So there’s been a string of Nagle’s Algorithm posts on Lobsters recently, and I was getting ready to make a comment accordingly. But no, this is just another bug that happens to have the same timestamp. What a world.
My exact same thought. I was surprised that CTRL+F Nagle did not get any results in that article!
This is really interesting post. It’s about a real problem in a thing I’ve heard of, has a cohesive narrative, is accessibly explained, technically based, and has well presented data, yet it feels a bit nihilistic. There’s a “lessons learned” section, but it’s mostly about why it was hard. The fix was presumably to upgrade a dependency or backport a patch, because it turns out that the problem had been solved already.
What do I do avoid this kind of problem?
This kind of complexity, presumably introduced to solve a problem in one domain (i.e. slowing down thread scheduling for backgrounded tasks in Android) ended up causing problems in another domain. At some point, someone hits your edgecase, and, boom - buffer starvation.
Software is complex, it always has been. But, the ability of individual developers to reason about the systems we develop on is failing, and we’re stuck with just trying to manage the complexity well. More code coverage, more automated testing. Is that really going to scale when everything is based on frameworks? At some level, you’re assuming that the entire stack of your app, all the way up from libc, works so your app can run. And that Zygote doesn’t spawn a process with a corrupt heap. And so on.
Of course, this isn’t specific to Android, you’ve got X/Wayland, glibc, and the particulars of DEs on desktop Linux. It’s still dependency hell all the way down. OK, fine, let’s start using Nix to tie entire collections of libraries and binaries together so they’re at least compiled with and dynamically loading the right versions. That’s better. Now, why is my desktop still stuttering with particular combinations of hardware and software running?
Maybe a less nihilistic view involves embracing more formal methods and system proofs for the parts of the system everyone relies on. seL4 for a whole system, for instance. Or various functional languages and program synthesis for just doing lower level components.

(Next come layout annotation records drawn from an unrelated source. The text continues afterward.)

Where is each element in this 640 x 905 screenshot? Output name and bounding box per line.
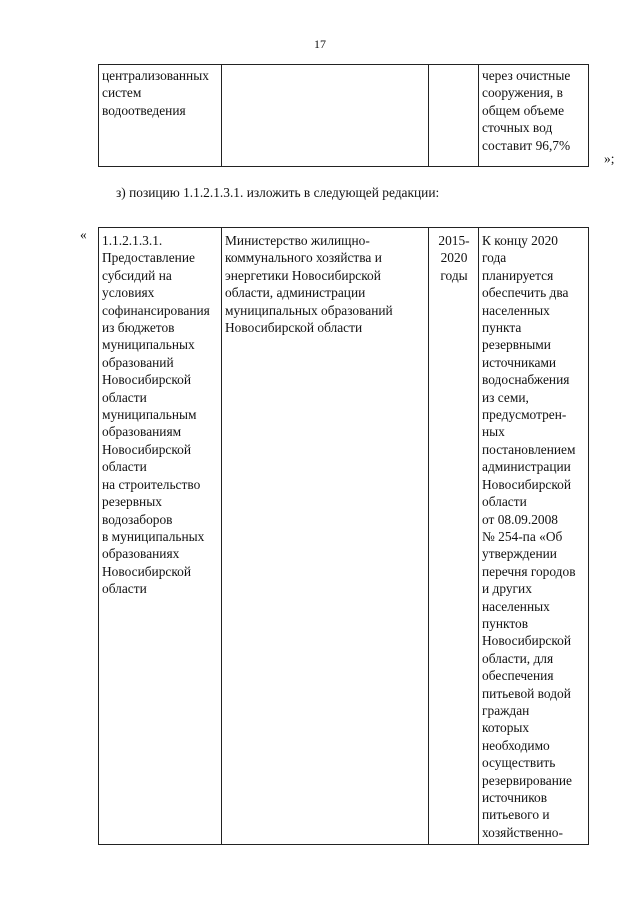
table-cell-responsible: Министерство жилищно- коммунального хозяйства и энергетики Новосибирской области, администрации муниципальных образований Новосибирской области — [222, 228, 429, 845]
table-cell-result: К концу 2020 года планируется обеспечить два населенных пункта резервными источниками водоснабжения из семи, предусмотрен- ных постановлением администрации Новосибирской области от 08.09.2008 № 254-па «Об утверждении перечня городов и других населенных пунктов Новосибирской области, для обеспечения питьевой водой граждан которых необходимо осуществить резервирование источников питьевого и хозяйственно- — [479, 228, 589, 845]
table-cell-period: 2015- 2020 годы — [429, 228, 479, 845]
table-cell-result: через очистные сооружения, в общем объеме сточных вод составит 96,7% — [479, 65, 589, 167]
instruction-text: з) позицию 1.1.2.1.3.1. изложить в следующей редакции: — [116, 185, 440, 200]
table-continuation — [98, 64, 589, 167]
table-position — [98, 227, 589, 845]
page-number: 17 — [314, 37, 326, 51]
table-row — [99, 65, 589, 167]
opening-quote: « — [80, 227, 87, 242]
table-row — [99, 228, 589, 845]
closing-quote: »; — [604, 151, 615, 166]
table-cell-responsible — [222, 65, 429, 167]
table-cell-period — [429, 65, 479, 167]
table-cell-item: централизованных систем водоотведения — [99, 65, 222, 167]
table-cell-item: 1.1.2.1.3.1. Предоставление субсидий на условиях софинансирования из бюджетов муниципальных образований Новосибирской области муниципальным образованиям Новосибирской области на строительство резервных водозаборов в муниципальных образованиях Новосибирской области — [99, 228, 222, 845]
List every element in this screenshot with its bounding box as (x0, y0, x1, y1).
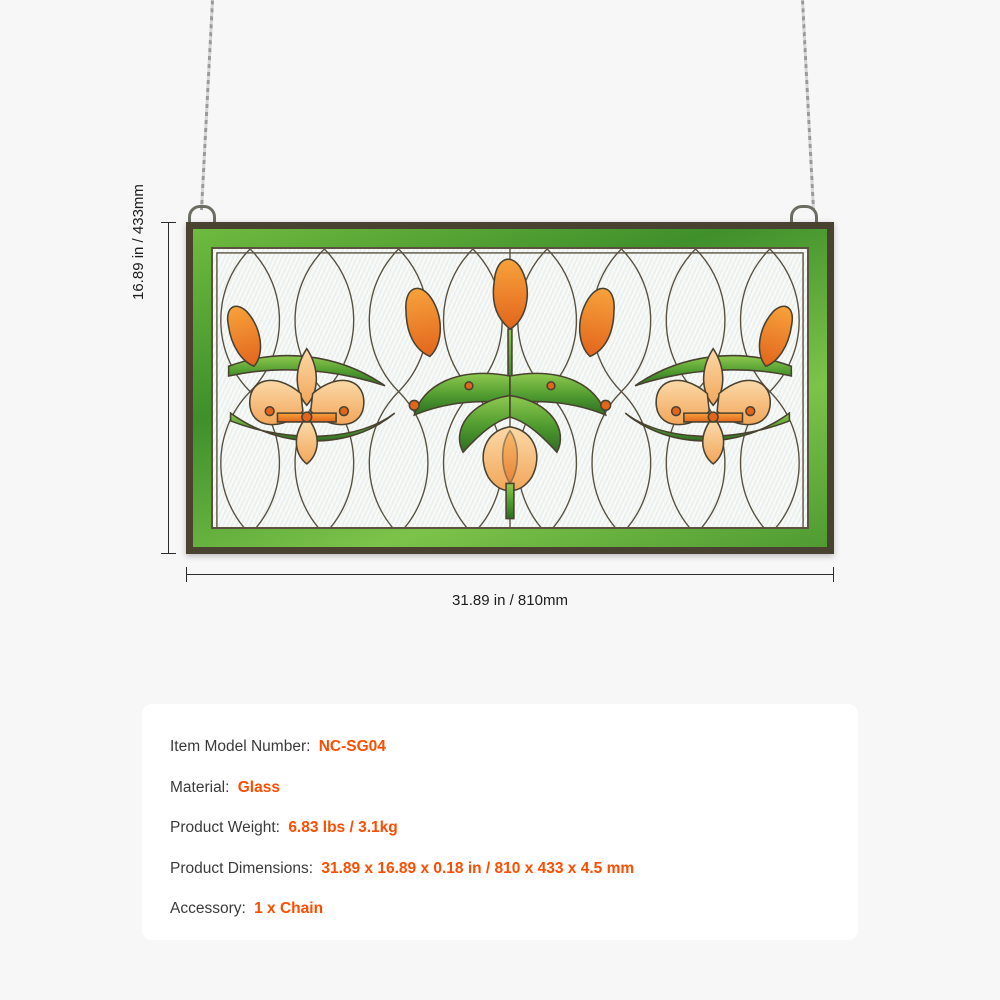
spec-label-model: Item Model Number: (170, 738, 311, 755)
spec-label-dimensions: Product Dimensions: (170, 859, 314, 877)
width-dimension-cap-left (186, 567, 187, 582)
spec-value-dimensions: 31.89 x 16.89 x 0.18 in / 810 x 433 x 4.5 mm (321, 859, 635, 877)
width-dimension-cap-right (833, 567, 834, 582)
spec-value-accessory: 1 x Chain (254, 900, 324, 918)
specification-card (142, 704, 858, 940)
spec-row-weight (170, 819, 858, 838)
height-dimension-cap-top (161, 222, 176, 223)
width-dimension-label: 31.89 in / 810mm (452, 592, 568, 609)
spec-value-model: NC-SG04 (318, 738, 386, 755)
panel-glass-field (211, 247, 809, 529)
spec-label-material: Material: (170, 778, 230, 796)
width-dimension-line (186, 574, 834, 575)
spec-value-weight: 6.83 lbs / 3.1kg (288, 819, 398, 837)
floral-ornament-artwork (213, 249, 807, 529)
height-dimension-label: 16.89 in / 433mm (130, 184, 147, 300)
spec-row-model (170, 738, 858, 757)
height-dimension-line (168, 222, 169, 554)
spec-label-accessory: Accessory: (170, 900, 246, 918)
height-dimension-cap-bottom (161, 553, 176, 554)
hanging-chain-left (200, 0, 214, 210)
spec-row-dimensions (170, 860, 858, 879)
spec-row-accessory (170, 900, 858, 919)
spec-value-material: Glass (237, 778, 280, 796)
spec-label-weight: Product Weight: (170, 819, 280, 837)
spec-row-material (170, 779, 858, 798)
hanging-chain-right (801, 0, 815, 210)
stained-glass-panel (186, 222, 834, 554)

But formal methods are hard and you’re paid to ship product instead of write proofs. :-(
Anyway, what I’m saying is… make sure to support your local systems engineers so we can all build applications with better foundations.
Don’t design a system that requires such precise timing on a platform that can’t supply it.
The playback system was already fragile.
I totally agree, the lesson is very simple, and I’d argue that it doesn’t even need to be learned since it’s very obvious: If you ask the OS to wake you up in X milliseconds, your code HAS TO handle the X+500ms case as gracefully as possible, since the OS promises nothing at all and even if it did, that would still have been a better practice.
As everyone agrees, proving code correct via formal methods is often too costly to be considered in a commercial setting, but sketching up a quick informal proof in your head as a programmer is always a good practice, even for a one-off script.
Excellent, excellent write-up.
Really enjoyed reading this. Excellent write-up. Thank you very much!
This is the kind of thing that makes me want to avoid all layers above the libc API and use raw pthreads.
I believe it makes some sense to do that for applications with soft real time performance requirements like this, just to minimise the amount of code which could potentially exhibit a perf bug that causes it to miss a deadline.
That’s generally a great idea, however android used to have first class c API for their A/V stack, but not anymore.
The latest iterations are Java only. In our video recording app, we try to put the more sensitive real time code native. But we’re forced to call into Java side to get latest APIs :/
Is java.lang.Thread not a raw pthread on Android? :(
This seems really unfortunate since you prolly can’t guarantee the GC will never blow a deadline unless you do something like make sure the heap has so few pointers in it that a full collection takes too little time to affect a deadline. To do that in a complex app you’d need to split into multiple processes?
pthreads are a library implemented on top of (and sometimes within) libc. You probably meant “raw kernel threads”. The turtles, they keep going.
I did mean pthreads. The semantic distance isn’t big enough that I would worry about it. Similar to how I wouldn’t really worry about using say C/Rust vs using assembly.
(Back when some pthreads implementations were m:n instead of 1:1, the difference would have been a problem. Those systems essentially don’t exist now. Just some super obsolete versions of FreeBSD and Solaris: both later backed out that decision because it was apparently terrible.)